Robert D. Booker (July 11, 1920 - April 9, 1943) was a United States Army soldier and a recipient of the United States military's highest decoration—the Medal of Honor—for his actions in World War II.

==Biography==
Booker joined the army from his birthplace of Callaway, Nebraska, in June 1942, and by April 9, 1943, was serving as a private in the 133rd Infantry Regiment, 34th Infantry Division. On that day, near Fondouk, Tunisia, he advanced alone across open terrain despite intense hostile fire and began firing on the enemy with his machine gun. After being wounded, he continued to fire until receiving a second, fatal, wound. For these actions, he was posthumously awarded the Medal of Honor along with a Purple Heart a year later, on April 25, 1944.
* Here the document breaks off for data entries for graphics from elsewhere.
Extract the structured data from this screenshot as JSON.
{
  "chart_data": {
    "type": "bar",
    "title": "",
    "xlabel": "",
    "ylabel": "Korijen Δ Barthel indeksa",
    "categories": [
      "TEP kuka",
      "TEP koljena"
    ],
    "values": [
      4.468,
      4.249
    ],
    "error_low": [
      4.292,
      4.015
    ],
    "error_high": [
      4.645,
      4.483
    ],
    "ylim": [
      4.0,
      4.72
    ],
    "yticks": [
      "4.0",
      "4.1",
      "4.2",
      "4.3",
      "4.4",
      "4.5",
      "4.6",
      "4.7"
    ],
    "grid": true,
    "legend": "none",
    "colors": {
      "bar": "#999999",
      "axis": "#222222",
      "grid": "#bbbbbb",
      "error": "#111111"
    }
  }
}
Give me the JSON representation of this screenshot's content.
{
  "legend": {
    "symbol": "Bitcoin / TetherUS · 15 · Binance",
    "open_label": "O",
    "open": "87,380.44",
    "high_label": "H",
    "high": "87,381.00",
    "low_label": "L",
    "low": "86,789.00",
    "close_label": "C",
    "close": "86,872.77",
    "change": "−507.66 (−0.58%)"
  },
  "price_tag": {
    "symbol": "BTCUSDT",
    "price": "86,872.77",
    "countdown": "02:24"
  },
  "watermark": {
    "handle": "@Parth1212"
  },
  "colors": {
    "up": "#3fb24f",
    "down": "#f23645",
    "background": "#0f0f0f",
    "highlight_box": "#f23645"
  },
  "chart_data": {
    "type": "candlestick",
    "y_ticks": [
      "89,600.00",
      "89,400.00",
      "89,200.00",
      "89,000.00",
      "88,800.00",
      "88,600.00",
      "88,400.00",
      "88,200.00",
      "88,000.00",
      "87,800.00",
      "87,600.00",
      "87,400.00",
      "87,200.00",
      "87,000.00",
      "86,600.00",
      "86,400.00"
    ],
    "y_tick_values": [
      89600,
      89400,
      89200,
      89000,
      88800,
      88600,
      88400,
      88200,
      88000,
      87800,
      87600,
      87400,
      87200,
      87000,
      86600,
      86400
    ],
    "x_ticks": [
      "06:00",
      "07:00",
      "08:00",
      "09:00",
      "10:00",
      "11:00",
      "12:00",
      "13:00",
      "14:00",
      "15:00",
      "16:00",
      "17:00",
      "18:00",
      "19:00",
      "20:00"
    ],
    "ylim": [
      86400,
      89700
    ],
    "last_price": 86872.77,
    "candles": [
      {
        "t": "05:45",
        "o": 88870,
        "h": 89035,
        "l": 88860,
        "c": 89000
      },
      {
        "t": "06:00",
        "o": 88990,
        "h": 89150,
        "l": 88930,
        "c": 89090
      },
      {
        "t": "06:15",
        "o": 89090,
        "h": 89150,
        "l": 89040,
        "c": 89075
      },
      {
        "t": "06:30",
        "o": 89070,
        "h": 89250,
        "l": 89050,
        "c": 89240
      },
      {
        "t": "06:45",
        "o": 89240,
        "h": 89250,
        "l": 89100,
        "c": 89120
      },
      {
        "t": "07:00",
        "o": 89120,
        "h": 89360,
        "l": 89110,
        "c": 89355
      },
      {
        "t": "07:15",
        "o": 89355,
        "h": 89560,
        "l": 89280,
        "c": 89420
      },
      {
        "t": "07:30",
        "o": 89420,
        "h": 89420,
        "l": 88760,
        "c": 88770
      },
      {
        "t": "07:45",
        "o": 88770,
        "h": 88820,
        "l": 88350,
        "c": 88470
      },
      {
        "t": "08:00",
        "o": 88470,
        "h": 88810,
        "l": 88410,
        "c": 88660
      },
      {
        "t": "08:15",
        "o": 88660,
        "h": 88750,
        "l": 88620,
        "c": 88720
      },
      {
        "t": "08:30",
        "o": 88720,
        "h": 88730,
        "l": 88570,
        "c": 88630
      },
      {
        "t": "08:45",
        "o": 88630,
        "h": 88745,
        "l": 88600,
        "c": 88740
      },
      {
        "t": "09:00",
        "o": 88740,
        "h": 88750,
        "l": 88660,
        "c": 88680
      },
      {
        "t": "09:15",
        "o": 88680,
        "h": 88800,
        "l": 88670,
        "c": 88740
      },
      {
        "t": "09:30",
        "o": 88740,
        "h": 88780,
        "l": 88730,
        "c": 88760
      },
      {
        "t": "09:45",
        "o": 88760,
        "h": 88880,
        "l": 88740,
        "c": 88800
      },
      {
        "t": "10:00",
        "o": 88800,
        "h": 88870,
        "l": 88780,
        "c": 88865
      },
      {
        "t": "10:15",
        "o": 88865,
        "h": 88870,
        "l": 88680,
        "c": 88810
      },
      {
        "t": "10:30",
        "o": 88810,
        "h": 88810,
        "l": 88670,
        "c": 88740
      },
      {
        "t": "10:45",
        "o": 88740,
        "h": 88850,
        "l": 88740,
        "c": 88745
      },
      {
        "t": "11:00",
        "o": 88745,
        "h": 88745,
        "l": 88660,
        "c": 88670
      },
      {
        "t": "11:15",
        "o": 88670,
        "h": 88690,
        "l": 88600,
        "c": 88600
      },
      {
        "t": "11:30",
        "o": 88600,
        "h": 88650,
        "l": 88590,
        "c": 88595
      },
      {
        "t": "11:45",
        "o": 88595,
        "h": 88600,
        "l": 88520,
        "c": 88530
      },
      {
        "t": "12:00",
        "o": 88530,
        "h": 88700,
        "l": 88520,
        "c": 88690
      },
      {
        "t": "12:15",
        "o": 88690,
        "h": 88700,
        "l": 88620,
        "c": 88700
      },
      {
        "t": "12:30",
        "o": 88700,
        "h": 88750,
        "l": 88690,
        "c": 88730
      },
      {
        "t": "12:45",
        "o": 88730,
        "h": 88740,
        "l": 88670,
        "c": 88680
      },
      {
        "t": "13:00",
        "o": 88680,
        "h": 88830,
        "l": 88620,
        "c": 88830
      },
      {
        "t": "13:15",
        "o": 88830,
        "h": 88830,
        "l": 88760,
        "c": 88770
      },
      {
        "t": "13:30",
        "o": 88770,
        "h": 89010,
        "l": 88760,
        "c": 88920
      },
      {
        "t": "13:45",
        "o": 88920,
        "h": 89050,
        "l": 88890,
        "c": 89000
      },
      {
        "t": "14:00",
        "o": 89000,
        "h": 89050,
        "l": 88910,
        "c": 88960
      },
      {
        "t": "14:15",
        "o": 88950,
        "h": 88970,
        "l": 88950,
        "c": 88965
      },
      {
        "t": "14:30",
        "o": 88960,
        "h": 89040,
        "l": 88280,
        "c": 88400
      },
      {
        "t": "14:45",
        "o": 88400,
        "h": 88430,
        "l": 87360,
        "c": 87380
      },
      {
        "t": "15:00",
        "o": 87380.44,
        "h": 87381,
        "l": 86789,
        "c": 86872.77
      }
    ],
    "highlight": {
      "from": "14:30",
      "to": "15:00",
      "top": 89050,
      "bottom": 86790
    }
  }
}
==Medal of Honor citation==
Private Booker's official Medal of Honor citation reads:
For conspicuous gallantry and intrepidity at risk of life above and beyond the call of duty in action. On 9 April 1943 in the vicinity of Fondouk, Tunisia, Pvt. Booker, while engaged in action against the enemy, carried a light machinegun and a box of ammunition over 200 yards of open ground. He continued to advance despite the fact that 2 enemy machineguns and several mortars were using him as an individual target. Although enemy artillery also began to register on him, upon reaching his objective he immediately commenced firing. After being wounded he silenced 1 enemy machinegun and was beginning to fire at the other when he received a second mortal wound. With his last remaining strength he encouraged the members of his squad and directed their fire. Pvt. Booker acted without regard for his own safety. His initiative and courage against insurmountable odds are an example of the highest standard of self-sacrifice and fidelity to duty.

== Legacy ==

The M10 Booker, an armored fighting vehicle unveiled by the U.S. Army in June 2023, is named in Booker's honor.